The problem is that both Pubs and Dems were in the right and in the wrong.

When Katherine Harris declared a deadline and refused to extend it, she was in the right as statutorily it is her decision whether or not to extend the deadline. Then again, Gore selectively picks handcounts in Dem heavy areas giving him an advantage. Both were perfectly legal under the law but both side were taking advantage of stupid laws. When Bush v. Gore came out, they agreed that Florida’s Supreme Court erred in extending this deadline pass the 14th as creating new law. SCOTUS would have had an easy out with this by saying that the returns were certified in accordance with state law* and it is over - Bush wins.

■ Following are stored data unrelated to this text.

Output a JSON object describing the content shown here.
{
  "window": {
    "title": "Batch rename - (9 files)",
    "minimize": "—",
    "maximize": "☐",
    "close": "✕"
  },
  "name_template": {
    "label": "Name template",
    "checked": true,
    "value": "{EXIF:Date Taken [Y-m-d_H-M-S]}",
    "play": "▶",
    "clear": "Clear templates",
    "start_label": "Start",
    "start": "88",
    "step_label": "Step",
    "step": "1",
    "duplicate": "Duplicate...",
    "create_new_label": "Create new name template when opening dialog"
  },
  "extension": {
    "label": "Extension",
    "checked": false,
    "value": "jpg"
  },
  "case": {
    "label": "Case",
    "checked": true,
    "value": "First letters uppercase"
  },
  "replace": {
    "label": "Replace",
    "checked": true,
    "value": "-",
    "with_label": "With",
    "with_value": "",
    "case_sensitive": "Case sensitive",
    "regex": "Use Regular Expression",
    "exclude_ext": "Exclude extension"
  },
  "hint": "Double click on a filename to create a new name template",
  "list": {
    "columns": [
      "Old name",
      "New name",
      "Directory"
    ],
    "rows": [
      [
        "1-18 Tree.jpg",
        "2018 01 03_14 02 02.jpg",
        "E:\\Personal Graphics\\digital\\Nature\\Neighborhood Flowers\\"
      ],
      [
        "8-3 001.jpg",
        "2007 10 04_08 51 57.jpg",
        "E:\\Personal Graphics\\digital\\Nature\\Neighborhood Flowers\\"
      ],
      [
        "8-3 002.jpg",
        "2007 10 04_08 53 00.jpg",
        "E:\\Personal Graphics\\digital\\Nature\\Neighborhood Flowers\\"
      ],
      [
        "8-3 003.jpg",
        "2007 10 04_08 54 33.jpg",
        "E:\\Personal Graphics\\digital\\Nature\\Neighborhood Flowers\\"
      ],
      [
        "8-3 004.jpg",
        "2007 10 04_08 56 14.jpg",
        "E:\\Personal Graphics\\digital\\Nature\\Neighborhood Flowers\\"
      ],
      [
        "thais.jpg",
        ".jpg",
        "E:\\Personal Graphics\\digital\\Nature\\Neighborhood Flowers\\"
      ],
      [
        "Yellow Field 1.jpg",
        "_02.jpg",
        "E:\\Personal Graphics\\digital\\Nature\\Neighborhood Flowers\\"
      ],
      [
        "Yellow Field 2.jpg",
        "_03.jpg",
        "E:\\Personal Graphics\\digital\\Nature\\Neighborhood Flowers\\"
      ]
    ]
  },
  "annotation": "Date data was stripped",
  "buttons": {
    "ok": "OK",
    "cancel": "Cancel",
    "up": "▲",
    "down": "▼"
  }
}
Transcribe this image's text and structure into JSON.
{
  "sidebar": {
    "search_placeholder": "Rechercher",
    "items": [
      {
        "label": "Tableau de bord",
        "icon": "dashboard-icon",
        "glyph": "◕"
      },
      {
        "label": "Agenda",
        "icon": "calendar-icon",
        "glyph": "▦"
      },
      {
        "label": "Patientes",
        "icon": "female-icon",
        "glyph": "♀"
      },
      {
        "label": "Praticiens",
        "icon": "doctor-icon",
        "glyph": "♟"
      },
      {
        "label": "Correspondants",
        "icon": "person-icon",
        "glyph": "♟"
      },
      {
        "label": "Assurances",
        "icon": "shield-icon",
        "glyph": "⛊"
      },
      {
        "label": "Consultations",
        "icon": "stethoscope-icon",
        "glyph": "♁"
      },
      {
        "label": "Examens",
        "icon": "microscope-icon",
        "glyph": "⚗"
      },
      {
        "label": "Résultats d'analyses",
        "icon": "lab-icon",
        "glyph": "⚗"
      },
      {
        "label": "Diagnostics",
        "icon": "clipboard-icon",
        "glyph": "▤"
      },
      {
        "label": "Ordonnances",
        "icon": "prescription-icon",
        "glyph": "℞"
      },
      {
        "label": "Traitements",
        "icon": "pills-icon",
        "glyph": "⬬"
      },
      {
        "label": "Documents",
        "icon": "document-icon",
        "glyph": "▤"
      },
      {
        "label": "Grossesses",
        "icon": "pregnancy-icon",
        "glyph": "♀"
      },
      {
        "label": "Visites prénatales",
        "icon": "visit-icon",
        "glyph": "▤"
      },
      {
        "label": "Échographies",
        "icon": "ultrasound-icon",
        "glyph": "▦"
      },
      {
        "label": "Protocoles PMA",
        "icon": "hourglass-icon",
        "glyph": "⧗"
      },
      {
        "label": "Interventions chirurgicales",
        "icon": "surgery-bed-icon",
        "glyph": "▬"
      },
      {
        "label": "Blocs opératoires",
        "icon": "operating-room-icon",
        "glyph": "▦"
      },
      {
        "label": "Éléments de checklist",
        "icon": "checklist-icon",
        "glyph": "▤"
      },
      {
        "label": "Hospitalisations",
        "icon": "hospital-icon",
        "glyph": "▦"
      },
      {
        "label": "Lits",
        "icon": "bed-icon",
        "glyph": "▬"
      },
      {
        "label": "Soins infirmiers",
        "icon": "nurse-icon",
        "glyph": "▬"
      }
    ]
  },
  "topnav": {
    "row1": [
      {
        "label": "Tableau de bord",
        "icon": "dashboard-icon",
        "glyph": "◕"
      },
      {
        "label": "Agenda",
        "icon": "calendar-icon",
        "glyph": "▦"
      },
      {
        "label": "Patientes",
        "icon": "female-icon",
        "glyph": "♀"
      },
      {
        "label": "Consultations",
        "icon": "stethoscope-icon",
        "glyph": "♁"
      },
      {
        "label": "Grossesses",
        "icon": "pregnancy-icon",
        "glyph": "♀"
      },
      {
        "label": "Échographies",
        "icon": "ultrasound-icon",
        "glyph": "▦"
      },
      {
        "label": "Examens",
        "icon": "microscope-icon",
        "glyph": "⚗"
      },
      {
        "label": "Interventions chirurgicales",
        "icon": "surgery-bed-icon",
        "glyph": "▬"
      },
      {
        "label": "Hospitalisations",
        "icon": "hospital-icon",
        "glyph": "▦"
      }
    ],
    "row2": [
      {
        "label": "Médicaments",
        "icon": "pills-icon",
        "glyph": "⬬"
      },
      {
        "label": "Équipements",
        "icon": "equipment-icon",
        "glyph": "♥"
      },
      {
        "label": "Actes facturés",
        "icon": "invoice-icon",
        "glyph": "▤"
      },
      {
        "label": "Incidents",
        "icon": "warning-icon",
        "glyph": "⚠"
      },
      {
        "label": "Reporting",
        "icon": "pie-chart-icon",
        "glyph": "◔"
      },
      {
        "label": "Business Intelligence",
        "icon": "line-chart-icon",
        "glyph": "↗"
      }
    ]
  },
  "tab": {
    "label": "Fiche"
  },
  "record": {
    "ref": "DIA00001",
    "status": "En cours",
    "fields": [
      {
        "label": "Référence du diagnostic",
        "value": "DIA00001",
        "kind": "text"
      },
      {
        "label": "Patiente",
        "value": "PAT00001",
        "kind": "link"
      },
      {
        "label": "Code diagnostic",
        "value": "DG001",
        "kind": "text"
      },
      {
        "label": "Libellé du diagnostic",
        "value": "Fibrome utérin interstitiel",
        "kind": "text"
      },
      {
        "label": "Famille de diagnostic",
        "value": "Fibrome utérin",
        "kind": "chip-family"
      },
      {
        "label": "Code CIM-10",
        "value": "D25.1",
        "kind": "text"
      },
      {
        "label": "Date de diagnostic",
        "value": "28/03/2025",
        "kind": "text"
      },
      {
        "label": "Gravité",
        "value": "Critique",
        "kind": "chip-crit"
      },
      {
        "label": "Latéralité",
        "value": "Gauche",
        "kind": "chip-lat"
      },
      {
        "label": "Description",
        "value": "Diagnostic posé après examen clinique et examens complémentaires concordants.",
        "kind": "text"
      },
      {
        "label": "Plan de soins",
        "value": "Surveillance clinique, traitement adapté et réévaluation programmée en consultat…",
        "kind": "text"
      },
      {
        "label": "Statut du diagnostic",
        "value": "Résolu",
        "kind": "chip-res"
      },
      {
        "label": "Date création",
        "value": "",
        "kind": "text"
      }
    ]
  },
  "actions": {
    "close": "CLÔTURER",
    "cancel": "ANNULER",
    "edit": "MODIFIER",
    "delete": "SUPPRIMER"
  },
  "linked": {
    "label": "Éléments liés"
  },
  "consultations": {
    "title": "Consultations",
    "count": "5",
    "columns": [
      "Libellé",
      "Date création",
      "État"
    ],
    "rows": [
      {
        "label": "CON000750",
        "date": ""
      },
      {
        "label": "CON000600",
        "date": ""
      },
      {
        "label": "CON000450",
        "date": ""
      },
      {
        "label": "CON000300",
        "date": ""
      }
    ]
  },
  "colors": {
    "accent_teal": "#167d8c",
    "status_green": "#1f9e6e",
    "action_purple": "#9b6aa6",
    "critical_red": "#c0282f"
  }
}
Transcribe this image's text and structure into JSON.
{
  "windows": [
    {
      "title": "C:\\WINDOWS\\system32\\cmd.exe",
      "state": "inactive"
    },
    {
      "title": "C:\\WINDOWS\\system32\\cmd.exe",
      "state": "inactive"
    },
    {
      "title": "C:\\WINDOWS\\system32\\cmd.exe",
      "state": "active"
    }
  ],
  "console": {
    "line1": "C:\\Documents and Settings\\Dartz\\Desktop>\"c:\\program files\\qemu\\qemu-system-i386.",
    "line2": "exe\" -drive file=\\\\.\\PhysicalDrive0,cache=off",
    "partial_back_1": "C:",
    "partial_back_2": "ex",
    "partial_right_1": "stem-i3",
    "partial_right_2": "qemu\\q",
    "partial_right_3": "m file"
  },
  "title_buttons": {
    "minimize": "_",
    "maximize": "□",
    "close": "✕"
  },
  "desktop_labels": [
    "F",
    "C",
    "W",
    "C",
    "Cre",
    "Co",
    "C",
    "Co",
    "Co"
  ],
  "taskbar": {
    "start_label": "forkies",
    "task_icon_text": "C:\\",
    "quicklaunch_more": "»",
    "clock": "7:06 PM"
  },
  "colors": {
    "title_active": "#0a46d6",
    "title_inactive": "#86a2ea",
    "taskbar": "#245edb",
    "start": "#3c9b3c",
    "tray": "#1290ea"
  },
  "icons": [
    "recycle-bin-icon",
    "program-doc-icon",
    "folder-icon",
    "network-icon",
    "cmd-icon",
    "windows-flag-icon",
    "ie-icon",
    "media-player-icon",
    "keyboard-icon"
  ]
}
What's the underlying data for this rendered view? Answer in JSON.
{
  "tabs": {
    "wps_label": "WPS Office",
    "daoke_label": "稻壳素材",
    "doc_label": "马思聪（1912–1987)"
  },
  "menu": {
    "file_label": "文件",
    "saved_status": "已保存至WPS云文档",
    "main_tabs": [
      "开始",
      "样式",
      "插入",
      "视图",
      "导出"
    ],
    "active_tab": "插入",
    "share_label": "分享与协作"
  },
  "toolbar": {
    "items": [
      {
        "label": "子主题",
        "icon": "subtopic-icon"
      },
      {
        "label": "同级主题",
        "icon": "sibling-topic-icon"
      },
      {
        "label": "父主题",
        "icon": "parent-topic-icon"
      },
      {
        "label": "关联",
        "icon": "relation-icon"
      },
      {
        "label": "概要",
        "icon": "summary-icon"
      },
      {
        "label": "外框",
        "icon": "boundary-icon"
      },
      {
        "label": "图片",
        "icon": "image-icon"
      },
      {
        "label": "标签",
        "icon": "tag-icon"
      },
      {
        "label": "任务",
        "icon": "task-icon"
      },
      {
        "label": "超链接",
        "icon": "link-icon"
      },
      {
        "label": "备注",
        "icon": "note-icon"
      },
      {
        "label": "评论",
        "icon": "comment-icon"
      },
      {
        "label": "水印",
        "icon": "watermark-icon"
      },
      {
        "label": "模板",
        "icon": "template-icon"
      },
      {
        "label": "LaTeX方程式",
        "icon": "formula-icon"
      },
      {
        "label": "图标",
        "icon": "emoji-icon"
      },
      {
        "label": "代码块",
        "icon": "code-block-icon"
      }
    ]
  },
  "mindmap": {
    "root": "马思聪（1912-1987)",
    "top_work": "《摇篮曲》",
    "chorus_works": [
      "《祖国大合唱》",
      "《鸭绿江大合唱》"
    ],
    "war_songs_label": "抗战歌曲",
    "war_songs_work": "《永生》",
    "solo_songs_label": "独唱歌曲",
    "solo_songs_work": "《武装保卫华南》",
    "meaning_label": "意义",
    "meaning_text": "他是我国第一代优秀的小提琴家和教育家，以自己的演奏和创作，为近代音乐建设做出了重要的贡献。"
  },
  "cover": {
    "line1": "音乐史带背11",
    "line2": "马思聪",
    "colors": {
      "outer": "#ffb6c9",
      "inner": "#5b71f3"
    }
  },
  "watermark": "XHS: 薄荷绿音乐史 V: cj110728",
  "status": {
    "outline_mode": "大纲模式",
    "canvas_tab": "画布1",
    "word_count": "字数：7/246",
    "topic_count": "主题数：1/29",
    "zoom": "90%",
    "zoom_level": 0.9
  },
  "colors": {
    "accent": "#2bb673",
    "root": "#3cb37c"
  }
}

When it came time for Bush v. Gore, one point that is almost never discussed (although I did start a thread on it some time back) is how partisan the 4 Gore supporters were. Their dissent fails at any pretention of legal theory. The one ruling that everyone EXCEPT Ginsburg & Stevens agreed with was that you could not have different standards in different counties. Their dissent on this issue alone should tell you what their mindset was. The problem I have with the ruling is that with everything to consider, SCOTUS picked Florida’s legislature’s desire to have returns certified by the Safe Harbor deadline as the overriding one. What would be interesting is if the returns were already certified and sent by December 12th, what if there had been a second slate of electors or even if Florida courts could order a second slate of electors sent.
*While state law can normally be reviewed by the state’s SC, the constitutional role of state legislatures in determining how to select presidential electors would allow SCOTUS to overrule SCOFla even if they were correct in throwing out the law for state/Congrssional elections.

Don’t forget Floridians unable to punch a preperforated hole in paper with a metal stylus.